Slice the loaf of bread into relatively thin (about half an inch thick) slices. Depending on how wide your loaf of bread is, you will likely want to do this on the diagonal. Arrange the slices on a cookie sheet and put them in the oven, which you have preheated to 325. Did I not mention preheating the oven? Well, surely you read the entire recipe before just plunging in. You didn't have a baguette and a jar of Trader Joe's olives just sitting around, did you?

Toast the bread until the top is hard but not brown. Take the pan out of the oven, flip the pieces of bread onto the other side, return them to the oven, and toast until the now-up side is also hard but not brown. Remove the bread from the oven and let it cool a bit.

Take most of the cloves of garlic and put them in a small saucepan with the olive oil. Shake the pan to coat the garlic with the oil. You don't need the cloves to be submerged in oil throughout the cooking. Place the saucepan on low heat. Come to think of it, do this before you slice and toast your bread because you want the garlic to cook for a long time, slowly. (Stop whining about me not getting the steps in the right order. I mean, really, you're doing this every year; have you forgotten already?) You want it to cook until its soft and brown, and that should take a while.

Open the jar of olives and eat one. Aren't they yummy? You can successfully complete this recipe and eat as many as a dozen of the olives. Or, you can put all of the olives into the tapenade. Hurrah for free will!

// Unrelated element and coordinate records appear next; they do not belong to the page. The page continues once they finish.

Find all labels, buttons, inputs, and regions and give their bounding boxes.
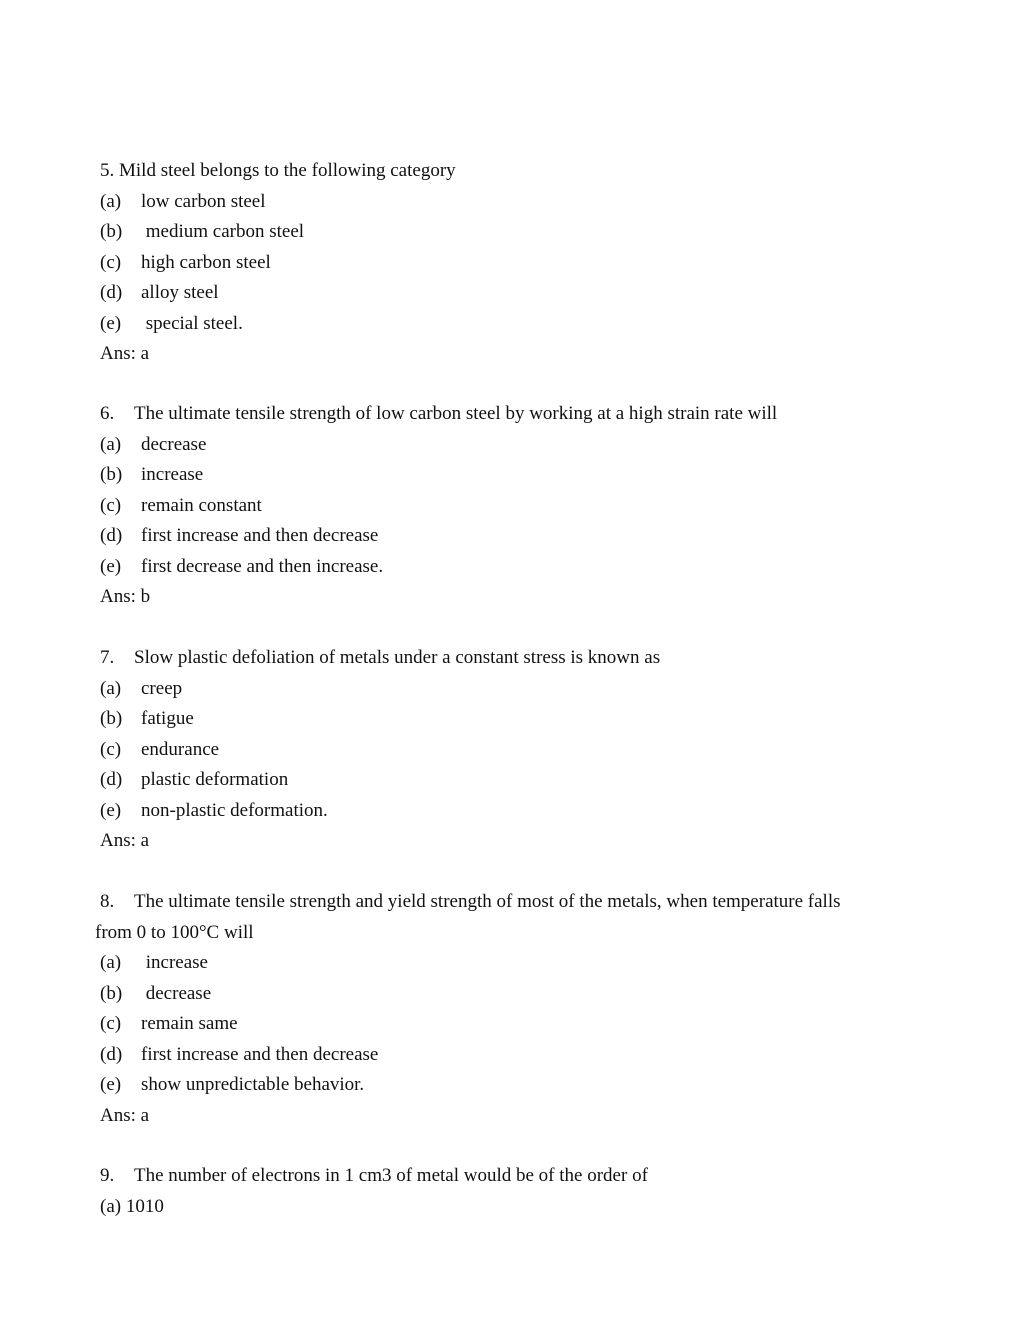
- option: (a) low carbon steel: [100, 190, 266, 212]
- option: (e) show unpredictable behavior.: [100, 1074, 365, 1095]
- question-number: 6.: [100, 403, 115, 424]
- option: (e) first decrease and then increase.: [100, 555, 384, 577]
- question-text: Slow plastic defoliation of metals under a constant stress is known as: [134, 647, 661, 668]
- question-6: [100, 399, 920, 613]
- option: (c) remain same: [100, 1013, 238, 1034]
- question-text: The number of electrons in 1 cm3 of metal would be of the order of: [134, 1165, 648, 1186]
- option: (b) increase: [100, 464, 204, 485]
- option: (b) medium carbon steel: [100, 221, 305, 242]
- question-text: Mild steel belongs to the following category: [119, 160, 456, 181]
- answer: Ans: a: [100, 830, 150, 851]
- option: (e) special steel.: [100, 312, 243, 334]
- option: (d) first increase and then decrease: [100, 525, 379, 546]
- question-number: 9.: [100, 1165, 115, 1186]
- option: (a) 1010: [100, 1195, 164, 1217]
- answer: Ans: a: [100, 343, 150, 364]
- question-5: [100, 156, 920, 370]
- option: (d) plastic deformation: [100, 769, 289, 790]
- question-8: [95, 887, 920, 1131]
- question-7: [100, 643, 920, 857]
- option: (c) remain constant: [100, 494, 262, 516]
- option: (b) fatigue: [100, 708, 194, 729]
- option: (d) alloy steel: [100, 282, 219, 303]
- answer: Ans: a: [100, 1104, 150, 1126]
- answer: Ans: b: [100, 586, 151, 607]
- question-number: 8.: [100, 891, 115, 912]
- option: (a) decrease: [100, 433, 207, 455]
- question-text: The ultimate tensile strength of low carbon steel by working at a high strain rate will: [134, 403, 778, 424]
- question-9: [100, 1161, 920, 1222]
- option: (a) creep: [100, 677, 183, 699]
- option: (e) non-plastic deformation.: [100, 799, 328, 821]
- question-number: 7.: [100, 647, 115, 668]
- option: (d) first increase and then decrease: [100, 1043, 379, 1065]
- question-number: 5.: [100, 160, 115, 181]
- option: (b) decrease: [100, 982, 212, 1004]
- option: (c) high carbon steel: [100, 251, 271, 273]
- question-text-continued: from 0 to 100°C will: [95, 921, 254, 943]
- option: (c) endurance: [100, 738, 220, 760]
- question-text: The ultimate tensile strength and yield strength of most of the metals, when temperature falls: [134, 891, 841, 912]
- option: (a) increase: [100, 952, 208, 973]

When the bread has cooled slightly, rub the pieces with raw garlic cloves. To do this, just cut the tip end off of a clove of garlic, hold the other end between your fingers, and rub the cut end across the bread, as if the bread were a small grater. Be generous with the garlic, and coat both sides of the bread. When you finish this step, you need to have at least one clove of uncooked garlic left, and rubbing garlic cloves on partially toasted bread uses them up fairly quickly, so plan accordingly.

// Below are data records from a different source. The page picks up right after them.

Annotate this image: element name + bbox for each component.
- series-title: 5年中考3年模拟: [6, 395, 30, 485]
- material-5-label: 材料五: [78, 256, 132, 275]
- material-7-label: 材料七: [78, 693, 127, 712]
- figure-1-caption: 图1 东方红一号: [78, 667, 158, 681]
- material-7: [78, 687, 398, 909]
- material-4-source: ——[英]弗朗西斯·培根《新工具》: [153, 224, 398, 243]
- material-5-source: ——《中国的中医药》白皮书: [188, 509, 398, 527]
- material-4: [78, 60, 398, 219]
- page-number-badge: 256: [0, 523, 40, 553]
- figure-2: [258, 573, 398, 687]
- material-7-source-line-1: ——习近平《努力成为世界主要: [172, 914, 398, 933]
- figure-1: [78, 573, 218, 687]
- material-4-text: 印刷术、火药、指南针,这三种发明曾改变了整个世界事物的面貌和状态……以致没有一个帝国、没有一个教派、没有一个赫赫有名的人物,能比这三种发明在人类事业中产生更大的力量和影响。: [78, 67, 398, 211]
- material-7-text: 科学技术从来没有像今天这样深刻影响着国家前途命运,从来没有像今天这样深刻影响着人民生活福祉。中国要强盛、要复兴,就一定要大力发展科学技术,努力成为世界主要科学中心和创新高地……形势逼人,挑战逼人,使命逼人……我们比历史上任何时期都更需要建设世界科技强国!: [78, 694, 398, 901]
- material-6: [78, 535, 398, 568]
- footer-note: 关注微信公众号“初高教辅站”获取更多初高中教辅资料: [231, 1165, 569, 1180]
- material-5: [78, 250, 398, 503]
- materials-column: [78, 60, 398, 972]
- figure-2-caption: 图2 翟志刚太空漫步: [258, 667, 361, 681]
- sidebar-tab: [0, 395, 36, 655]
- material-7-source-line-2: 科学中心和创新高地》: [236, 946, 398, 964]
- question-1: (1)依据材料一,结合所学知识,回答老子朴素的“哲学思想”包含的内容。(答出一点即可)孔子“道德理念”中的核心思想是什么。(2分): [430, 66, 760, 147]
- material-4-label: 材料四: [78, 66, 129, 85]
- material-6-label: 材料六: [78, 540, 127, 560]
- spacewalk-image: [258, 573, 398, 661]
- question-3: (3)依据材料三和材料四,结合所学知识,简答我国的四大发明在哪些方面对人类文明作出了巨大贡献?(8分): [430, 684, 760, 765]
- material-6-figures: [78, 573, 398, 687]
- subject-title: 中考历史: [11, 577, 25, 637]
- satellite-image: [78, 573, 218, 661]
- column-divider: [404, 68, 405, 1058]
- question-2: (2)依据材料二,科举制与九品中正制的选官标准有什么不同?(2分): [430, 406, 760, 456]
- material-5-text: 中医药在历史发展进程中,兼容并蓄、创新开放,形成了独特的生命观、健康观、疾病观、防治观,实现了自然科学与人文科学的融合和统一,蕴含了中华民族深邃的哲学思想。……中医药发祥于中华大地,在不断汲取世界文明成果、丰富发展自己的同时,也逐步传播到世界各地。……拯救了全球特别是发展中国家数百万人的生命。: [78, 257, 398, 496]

Reduce the oven temperature to no more than 300. Brush both sides of each piece of bread lightly with some of the oil that the garlic has been cooking in. Return the bread to the oven and let it toast until it is well browned. Yes, I know it's incredibly crunchy. It's also very good. Hopefully your teeth are up to the task.

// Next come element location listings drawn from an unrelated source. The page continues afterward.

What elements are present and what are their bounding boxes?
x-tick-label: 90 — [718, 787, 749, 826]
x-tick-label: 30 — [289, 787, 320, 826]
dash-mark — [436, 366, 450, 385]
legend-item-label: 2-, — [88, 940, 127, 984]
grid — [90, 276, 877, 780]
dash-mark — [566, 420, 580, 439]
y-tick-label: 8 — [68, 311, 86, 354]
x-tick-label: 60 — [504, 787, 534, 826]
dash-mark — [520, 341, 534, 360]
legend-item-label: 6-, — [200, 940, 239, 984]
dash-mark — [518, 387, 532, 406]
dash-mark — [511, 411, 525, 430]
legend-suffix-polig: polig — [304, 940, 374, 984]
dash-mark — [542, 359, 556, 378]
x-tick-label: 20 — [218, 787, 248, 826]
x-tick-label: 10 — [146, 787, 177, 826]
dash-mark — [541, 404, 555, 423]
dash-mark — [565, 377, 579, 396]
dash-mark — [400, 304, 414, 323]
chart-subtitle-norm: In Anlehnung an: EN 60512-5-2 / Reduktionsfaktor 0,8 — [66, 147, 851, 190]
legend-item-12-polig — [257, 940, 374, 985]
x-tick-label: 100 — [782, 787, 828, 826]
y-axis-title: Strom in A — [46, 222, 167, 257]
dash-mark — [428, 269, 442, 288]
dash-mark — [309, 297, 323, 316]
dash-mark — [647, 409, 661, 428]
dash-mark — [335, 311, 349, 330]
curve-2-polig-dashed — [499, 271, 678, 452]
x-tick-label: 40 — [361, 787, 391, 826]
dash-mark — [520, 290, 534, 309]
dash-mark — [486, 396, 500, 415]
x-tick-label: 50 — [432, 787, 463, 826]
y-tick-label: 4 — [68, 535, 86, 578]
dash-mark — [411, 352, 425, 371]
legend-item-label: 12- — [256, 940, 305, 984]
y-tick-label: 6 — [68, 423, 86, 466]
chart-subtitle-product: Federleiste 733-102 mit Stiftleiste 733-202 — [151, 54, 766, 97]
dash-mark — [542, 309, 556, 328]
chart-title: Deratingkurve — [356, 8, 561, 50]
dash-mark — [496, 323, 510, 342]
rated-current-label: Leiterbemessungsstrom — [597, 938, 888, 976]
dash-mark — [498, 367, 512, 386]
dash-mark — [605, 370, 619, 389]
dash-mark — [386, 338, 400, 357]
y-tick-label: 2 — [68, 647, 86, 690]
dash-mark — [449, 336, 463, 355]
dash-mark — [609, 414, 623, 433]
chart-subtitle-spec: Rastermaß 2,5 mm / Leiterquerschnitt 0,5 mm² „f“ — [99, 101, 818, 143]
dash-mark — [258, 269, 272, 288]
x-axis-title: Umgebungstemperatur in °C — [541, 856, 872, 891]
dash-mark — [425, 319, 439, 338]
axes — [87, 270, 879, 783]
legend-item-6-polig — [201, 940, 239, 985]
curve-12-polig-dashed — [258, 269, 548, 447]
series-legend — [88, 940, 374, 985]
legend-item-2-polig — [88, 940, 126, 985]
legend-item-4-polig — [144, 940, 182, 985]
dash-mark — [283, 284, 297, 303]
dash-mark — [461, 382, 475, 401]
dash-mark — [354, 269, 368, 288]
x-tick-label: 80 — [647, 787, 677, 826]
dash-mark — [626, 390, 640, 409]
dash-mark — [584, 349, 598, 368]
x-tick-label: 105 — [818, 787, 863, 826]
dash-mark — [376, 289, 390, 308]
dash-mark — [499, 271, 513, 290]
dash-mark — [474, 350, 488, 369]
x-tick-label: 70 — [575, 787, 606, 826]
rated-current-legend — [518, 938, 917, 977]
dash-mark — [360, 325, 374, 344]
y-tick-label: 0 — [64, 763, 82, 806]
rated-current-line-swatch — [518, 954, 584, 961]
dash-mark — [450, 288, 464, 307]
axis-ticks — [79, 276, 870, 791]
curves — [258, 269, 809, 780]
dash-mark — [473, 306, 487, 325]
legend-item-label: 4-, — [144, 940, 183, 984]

Drain off any of the remaining oil from the garlic cloves and reserve it for another use. Drain off most of the red wine vinegar from the jar of olives and add the olives (with a little of the vinegar) to the saucepan with the garlic. Get out your immersion blender and blend the softened garlic and olives to a paste. It doesn't have to be absolutely smooth, but you don't want big chunks of olive in it, either. If the mixture is too dry to blend, you can add a bit more of the vinegar, but you don't want it too wet. If you don't have an immersion blender, improvise, and then buy one the next time you're out shopping.

In spite of all the garlic you've got in there, your mixture will need a little kick. So take the garlic clove that I told you to reserve and chop it up. Then add half a teaspoon or so of salt (yes, in spite of all those olives, you still need some more salt; yes, I know it's salty, but it's better that way), and puree the chopped garlic with your knife. Enjoy this step. Few kitchen tasks are as enjoyable as pureeing garlic with a knife. Add the garlic and salt mixture to the olives along with freshly grated black pepper. Stir. Correct seasoning. If you feel absolutely compelled to add in some chopped fresh cilantro at this step, I do not entirely approve, but I really have no way of stopping you, do I?

Spread a thin (or not so thin) layer of your tapenade onto the toasted bread. Chew carefully, because the bread will break into pieces due to its extreme crispness.

Something else that ought to be on your list and that you really only have to do once (though if you live in the DC area as I do, you will want to go back) is the food enthusiast's equivalent of the pilgrimage to Mecca. After you have stared longingly at the kitchen and watched some of the extremely entertaining footage that's playing on the monitor, venture downstairs to the cafeteria at the National Museum of American History and wonder what Julia would make of it. Not so much, perhaps.